Le temps passa, Corentine grandit et la mer grignota encore quelques millimètres. La rivière, quant à elle, avait détourné le cours de ses méandres et encerclait presque sa maison. Lorsque celle qui n'était plus une petite fille eut son premier cheveu blanc, aussi blanc que la fine toison de feu le vieux conteur, la rivière connut une crue magistrale, après qu'il eut beaucoup plu durant tout l'hiver. La tumultueuse rivière sortit encore de son lit et cette fois rendit îlienne la maison de Corentine.

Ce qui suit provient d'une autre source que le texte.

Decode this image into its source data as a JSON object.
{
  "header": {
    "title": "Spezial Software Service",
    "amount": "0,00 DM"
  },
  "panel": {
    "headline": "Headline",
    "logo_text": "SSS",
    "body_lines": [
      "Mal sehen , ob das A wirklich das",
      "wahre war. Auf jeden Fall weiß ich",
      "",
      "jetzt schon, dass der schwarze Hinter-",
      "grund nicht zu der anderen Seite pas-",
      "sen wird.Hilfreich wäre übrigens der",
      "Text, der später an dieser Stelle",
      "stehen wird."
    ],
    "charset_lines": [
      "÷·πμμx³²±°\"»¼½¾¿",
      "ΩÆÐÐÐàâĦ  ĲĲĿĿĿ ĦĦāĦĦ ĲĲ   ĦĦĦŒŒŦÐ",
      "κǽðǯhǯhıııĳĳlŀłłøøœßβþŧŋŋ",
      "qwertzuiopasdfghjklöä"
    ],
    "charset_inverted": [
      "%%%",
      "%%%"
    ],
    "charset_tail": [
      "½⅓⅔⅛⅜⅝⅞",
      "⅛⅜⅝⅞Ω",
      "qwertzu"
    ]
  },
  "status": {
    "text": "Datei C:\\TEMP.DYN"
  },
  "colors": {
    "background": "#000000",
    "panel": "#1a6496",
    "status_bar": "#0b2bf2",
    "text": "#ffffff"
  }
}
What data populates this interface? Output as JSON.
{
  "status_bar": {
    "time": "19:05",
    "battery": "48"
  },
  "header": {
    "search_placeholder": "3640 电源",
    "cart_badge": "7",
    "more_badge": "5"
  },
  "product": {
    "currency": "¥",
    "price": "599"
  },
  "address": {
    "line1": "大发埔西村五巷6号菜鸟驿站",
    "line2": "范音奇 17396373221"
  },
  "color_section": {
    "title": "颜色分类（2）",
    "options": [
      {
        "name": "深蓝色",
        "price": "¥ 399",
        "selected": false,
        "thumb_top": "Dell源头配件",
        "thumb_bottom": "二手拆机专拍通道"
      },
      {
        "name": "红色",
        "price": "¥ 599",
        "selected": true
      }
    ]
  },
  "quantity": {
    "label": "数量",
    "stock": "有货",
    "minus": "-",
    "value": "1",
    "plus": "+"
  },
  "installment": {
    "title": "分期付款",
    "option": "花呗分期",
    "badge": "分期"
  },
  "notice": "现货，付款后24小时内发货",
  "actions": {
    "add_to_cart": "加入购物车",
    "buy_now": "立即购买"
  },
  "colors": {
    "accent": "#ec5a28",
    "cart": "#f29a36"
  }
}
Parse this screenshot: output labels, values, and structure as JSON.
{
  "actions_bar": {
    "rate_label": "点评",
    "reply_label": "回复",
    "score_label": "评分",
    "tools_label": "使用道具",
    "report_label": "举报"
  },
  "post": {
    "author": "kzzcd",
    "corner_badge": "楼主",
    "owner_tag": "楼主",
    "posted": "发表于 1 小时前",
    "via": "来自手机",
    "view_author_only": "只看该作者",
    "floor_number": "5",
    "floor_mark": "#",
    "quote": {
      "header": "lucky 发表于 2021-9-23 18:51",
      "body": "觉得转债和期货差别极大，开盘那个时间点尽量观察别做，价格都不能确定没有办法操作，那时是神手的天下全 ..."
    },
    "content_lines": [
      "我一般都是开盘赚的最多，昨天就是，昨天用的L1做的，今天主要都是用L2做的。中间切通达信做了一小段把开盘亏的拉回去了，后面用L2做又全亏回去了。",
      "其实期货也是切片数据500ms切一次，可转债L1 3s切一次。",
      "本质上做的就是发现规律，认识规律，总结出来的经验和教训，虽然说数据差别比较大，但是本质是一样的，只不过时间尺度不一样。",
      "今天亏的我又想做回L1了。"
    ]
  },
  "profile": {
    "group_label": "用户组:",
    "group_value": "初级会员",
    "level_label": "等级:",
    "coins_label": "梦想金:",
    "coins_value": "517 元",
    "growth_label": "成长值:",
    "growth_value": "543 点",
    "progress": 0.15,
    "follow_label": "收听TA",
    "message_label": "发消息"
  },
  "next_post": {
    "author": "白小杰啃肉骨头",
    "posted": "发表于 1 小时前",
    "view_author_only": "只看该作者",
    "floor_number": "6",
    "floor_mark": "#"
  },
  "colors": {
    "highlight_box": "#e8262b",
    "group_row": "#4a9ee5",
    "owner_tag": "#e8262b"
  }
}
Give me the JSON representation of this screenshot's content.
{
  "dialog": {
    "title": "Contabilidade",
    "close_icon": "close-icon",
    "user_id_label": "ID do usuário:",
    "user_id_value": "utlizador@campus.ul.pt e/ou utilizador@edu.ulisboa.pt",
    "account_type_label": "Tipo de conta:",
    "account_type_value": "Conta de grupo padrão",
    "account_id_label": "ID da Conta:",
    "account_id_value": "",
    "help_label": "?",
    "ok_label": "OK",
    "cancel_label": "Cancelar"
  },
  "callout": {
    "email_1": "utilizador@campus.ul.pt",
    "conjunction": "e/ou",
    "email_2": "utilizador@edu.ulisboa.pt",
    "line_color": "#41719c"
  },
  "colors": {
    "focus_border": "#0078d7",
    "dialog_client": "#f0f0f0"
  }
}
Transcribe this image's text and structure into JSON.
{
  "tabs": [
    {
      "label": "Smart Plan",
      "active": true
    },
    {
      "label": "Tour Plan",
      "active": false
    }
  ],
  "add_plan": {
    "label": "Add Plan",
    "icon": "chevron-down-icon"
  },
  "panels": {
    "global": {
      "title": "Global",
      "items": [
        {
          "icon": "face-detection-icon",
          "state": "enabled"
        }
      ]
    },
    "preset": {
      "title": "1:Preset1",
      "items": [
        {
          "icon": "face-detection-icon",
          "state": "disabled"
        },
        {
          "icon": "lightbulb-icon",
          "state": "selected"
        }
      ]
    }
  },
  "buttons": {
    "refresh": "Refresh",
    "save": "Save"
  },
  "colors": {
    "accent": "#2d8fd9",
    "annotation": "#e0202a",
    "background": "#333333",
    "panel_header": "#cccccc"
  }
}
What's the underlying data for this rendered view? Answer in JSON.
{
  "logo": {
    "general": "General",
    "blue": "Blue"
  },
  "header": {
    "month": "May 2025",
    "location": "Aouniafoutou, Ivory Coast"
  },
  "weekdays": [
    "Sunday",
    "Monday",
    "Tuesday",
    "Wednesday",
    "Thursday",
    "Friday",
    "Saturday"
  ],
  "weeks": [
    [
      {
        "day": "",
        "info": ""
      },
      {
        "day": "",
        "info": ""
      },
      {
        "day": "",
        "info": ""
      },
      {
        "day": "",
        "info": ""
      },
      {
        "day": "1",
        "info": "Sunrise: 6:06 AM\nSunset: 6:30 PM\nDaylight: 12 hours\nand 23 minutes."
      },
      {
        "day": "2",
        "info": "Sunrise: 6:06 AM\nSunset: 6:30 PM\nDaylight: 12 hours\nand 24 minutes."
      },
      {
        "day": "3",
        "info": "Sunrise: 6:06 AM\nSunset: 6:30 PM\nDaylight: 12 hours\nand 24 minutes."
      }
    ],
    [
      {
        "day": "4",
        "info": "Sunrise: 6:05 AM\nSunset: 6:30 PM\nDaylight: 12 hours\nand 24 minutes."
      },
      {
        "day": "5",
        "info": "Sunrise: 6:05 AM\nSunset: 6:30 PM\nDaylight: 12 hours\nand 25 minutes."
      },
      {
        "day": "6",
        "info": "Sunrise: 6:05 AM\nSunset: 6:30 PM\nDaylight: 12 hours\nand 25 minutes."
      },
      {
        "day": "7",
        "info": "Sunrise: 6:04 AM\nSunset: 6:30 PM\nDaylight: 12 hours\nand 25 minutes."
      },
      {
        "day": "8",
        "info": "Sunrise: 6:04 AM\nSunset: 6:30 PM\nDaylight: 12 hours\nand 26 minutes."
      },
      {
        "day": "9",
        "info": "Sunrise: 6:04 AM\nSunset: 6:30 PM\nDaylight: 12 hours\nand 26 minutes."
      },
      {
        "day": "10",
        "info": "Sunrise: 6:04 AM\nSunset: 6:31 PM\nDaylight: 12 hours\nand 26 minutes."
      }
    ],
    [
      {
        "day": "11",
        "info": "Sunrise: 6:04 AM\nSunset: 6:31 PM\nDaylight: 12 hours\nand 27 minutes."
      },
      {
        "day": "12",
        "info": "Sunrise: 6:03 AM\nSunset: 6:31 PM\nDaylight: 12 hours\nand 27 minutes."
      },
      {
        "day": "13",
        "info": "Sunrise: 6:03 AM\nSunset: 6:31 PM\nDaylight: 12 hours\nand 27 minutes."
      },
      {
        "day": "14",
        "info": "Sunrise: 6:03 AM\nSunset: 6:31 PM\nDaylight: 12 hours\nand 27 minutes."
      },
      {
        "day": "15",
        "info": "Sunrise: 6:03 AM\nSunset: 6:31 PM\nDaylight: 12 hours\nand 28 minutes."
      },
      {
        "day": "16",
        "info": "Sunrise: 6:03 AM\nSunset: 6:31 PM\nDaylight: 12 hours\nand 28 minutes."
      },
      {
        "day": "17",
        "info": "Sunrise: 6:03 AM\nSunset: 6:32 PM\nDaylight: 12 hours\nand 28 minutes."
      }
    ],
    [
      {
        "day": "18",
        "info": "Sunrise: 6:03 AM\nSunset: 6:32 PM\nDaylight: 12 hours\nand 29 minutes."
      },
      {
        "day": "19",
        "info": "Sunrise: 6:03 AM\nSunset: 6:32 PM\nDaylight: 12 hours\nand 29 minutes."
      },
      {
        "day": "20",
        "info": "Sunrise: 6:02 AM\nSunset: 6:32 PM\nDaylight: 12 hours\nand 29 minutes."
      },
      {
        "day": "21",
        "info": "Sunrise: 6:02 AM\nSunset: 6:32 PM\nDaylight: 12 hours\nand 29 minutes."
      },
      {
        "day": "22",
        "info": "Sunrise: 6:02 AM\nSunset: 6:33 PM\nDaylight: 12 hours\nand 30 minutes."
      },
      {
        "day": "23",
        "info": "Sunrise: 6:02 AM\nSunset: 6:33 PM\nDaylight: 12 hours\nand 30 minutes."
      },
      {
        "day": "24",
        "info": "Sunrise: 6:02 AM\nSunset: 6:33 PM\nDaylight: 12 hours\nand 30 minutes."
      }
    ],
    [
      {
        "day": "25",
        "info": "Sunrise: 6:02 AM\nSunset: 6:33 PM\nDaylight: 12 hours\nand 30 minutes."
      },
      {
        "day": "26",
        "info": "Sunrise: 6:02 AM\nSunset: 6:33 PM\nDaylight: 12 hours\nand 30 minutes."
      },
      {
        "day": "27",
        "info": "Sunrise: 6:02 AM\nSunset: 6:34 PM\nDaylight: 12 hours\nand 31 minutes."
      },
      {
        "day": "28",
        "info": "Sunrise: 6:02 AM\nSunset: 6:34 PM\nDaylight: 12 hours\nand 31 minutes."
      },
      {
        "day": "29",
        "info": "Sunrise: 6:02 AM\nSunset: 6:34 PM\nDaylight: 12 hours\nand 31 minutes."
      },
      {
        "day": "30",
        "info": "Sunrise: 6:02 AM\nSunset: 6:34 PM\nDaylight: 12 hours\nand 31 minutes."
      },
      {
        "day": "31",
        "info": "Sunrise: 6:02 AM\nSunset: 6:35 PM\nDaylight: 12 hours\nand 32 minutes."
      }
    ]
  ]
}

Il s'y ajouta une grande marée et une dépression à l'embouchure de la rivière, si bien que pour la première fois, en s'arrêtant sur le petit pont de bois, Corentine sentit une furtive effluve salée. « Enfin la mer me rejoint ! », songea-t-elle doucement au fond d'elle-même. « Il faut donc rebaptiser mon logis ! » A ce moment son chat gris vint se frotter à ses jambes pour réclamer à la fois des caresses et sa pâtée. Alors Corentine lui dit : « Cet endroit s'appellera désormais l'Ile aux Chats, mon beau Mistigris ! L'île où les chats baillent, ronronnent et miaulent en paix sans être importunés par les chiens du voisinage ! », plaisanta-t-elle gaiement en s'époussetant de son premier cheveu blanc. Au fond de l'eau, le squelette pensait à son pauvre crâne dégarni. Il n'avait pas aimé voir blanchir ses cheveux au début. Mais là, même de pauvres filaments blanc laiteux lui auraient convenu, tant il souffrait de cette froideur mortuaire de l'eau des profondeurs, sans lumière, sans couleur, sans le moindre reflet parvenant de la lointaine surface.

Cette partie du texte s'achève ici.